Abrandamento na subida de preços mostra que Angola escapou às consequências da guerra no Médio Oriente

A consultora Oxford Economics considerou esta Segunda-feira que o abrandamento da inflação homóloga para 10,1 por cento, em Junho, mostra que Angola "manteve-se protegida do impacto inflaccionário" da guerra no Médio Oriente.
O abrandamento na subida dos preços em Junho "confirma que Angola se manteve, em grande medida, protegida do impacto inflaccionista da guerra entre os EUA e Israel contra o Irão no primeiro semestre de 2026", escrevem os analistas num comentário à evolução dos preços em Angola, que desceram em Junho pelo 23.º mês consecutivo.
As dificuldades em garantir a circulação no estreito de Ormuz e os avanços e recuos no processo rumo à paz "irão manter os preços do petróleo bruto Brent elevados em 2026, preservando a margem de manobra do país face às pressões inflaccionárias que se materializam noutras partes do mundo", acrescentam os analistas na nota enviada aos investidores ainda antes de o Irão anunciar uma nova suspensão da passagem de navios pelo estreito de Ormuz, no fim-de-semana.
A inflação em Angola fixou-se em Junho em 10,11 por cento, face aos 19,73 por cento do período homólogo, mantendo uma trajectória de desaceleração pelo 23.º mês consecutivo, segundo os dados divulgados pelo Instituto Nacional de Estatística (INE) na semana passada.
O Índice de Preços no Consumidor Nacional (IPCN) apresentou uma desaceleração de 0,76 pontos percentuais em relação ao mês anterior e de 9,62 pontos percentuais face ao mesmo período do ano anterior.
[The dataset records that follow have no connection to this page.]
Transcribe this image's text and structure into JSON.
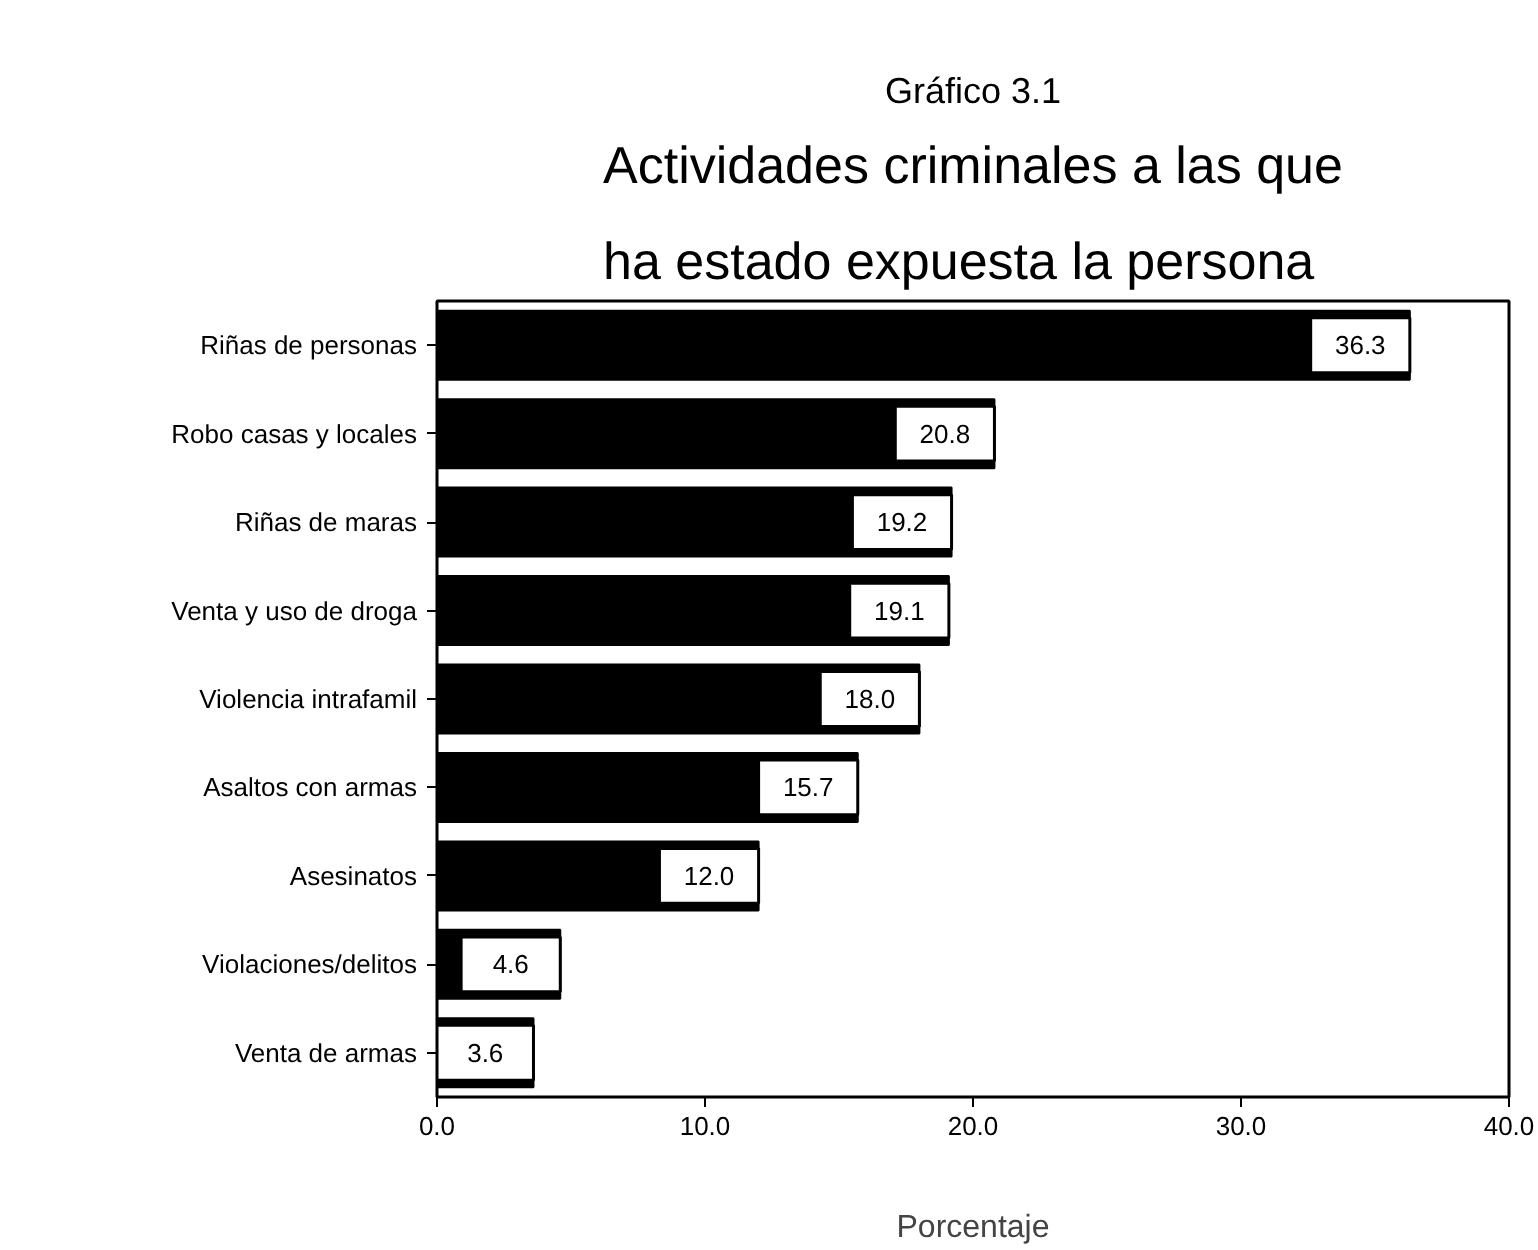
{
  "chart_data": {
    "type": "bar",
    "orientation": "horizontal",
    "title": "Actividades criminales a las que ha estado expuesta la persona",
    "annotations": [
      "Gráfico 3.1"
    ],
    "xlabel": "Porcentaje",
    "categories": [
      "Riñas de personas",
      "Robo casas y locales",
      "Riñas de maras",
      "Venta y uso de droga",
      "Violencia intrafamil",
      "Asaltos con armas",
      "Asesinatos",
      "Violaciones/delitos",
      "Venta de armas"
    ],
    "values": [
      36.3,
      20.8,
      19.2,
      19.1,
      18.0,
      15.7,
      12.0,
      4.6,
      3.6
    ],
    "color": "#000000",
    "xlim": [
      0,
      40
    ],
    "xticks": [
      {
        "value": 0,
        "label": "0.0"
      },
      {
        "value": 10,
        "label": "10.0"
      },
      {
        "value": 20,
        "label": "20.0"
      },
      {
        "value": 30,
        "label": "30.0"
      },
      {
        "value": 40,
        "label": "40.0"
      }
    ],
    "value_labels": [
      "36.3",
      "20.8",
      "19.2",
      "19.1",
      "18.0",
      "15.7",
      "12.0",
      "4.6",
      "3.6"
    ],
    "grid": false
  }
}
A classe "Transportes" foi a que registou o maior aumento de preços, com uma variação homóloga de 15,40 por cento, seguida da "Educação", com 13,40 por cento, da "Habitação, água, electricidade e combustíveis", com 11,14 por cento, e da "Alimentação e bebidas não alcoólicas", com 10,73 por cento.
Apesar de não ser a classe com maior subida, a "Alimentação e bebidas não alcoólicas" foi a que mais contribuiu para o nível geral de preços, com 6,53 pontos percentuais, o equivalente a 64,58 por cento da inflação registada no mês.
Seguiram-se, os "Transportes", com 0,73 pontos percentuais, os "Bens e serviços diversos", com 0,54 pontos percentuais, e a "Saúde", com 0,46 pontos percentuais, tendo as restantes classes registado contribuições inferiores.
Ao nível provincial, Cabinda registou a maior variação de preços, com 15,22 por cento, seguida de Malanje, com 12,93 por cento, e do Moxico, com 11,66 por cento.
No sentido inverso, as províncias com menor variação foram Huambo, com 7,53 por cento, Lunda Norte, com 7,65 por cento, e Cunene, com 7,75 por cento.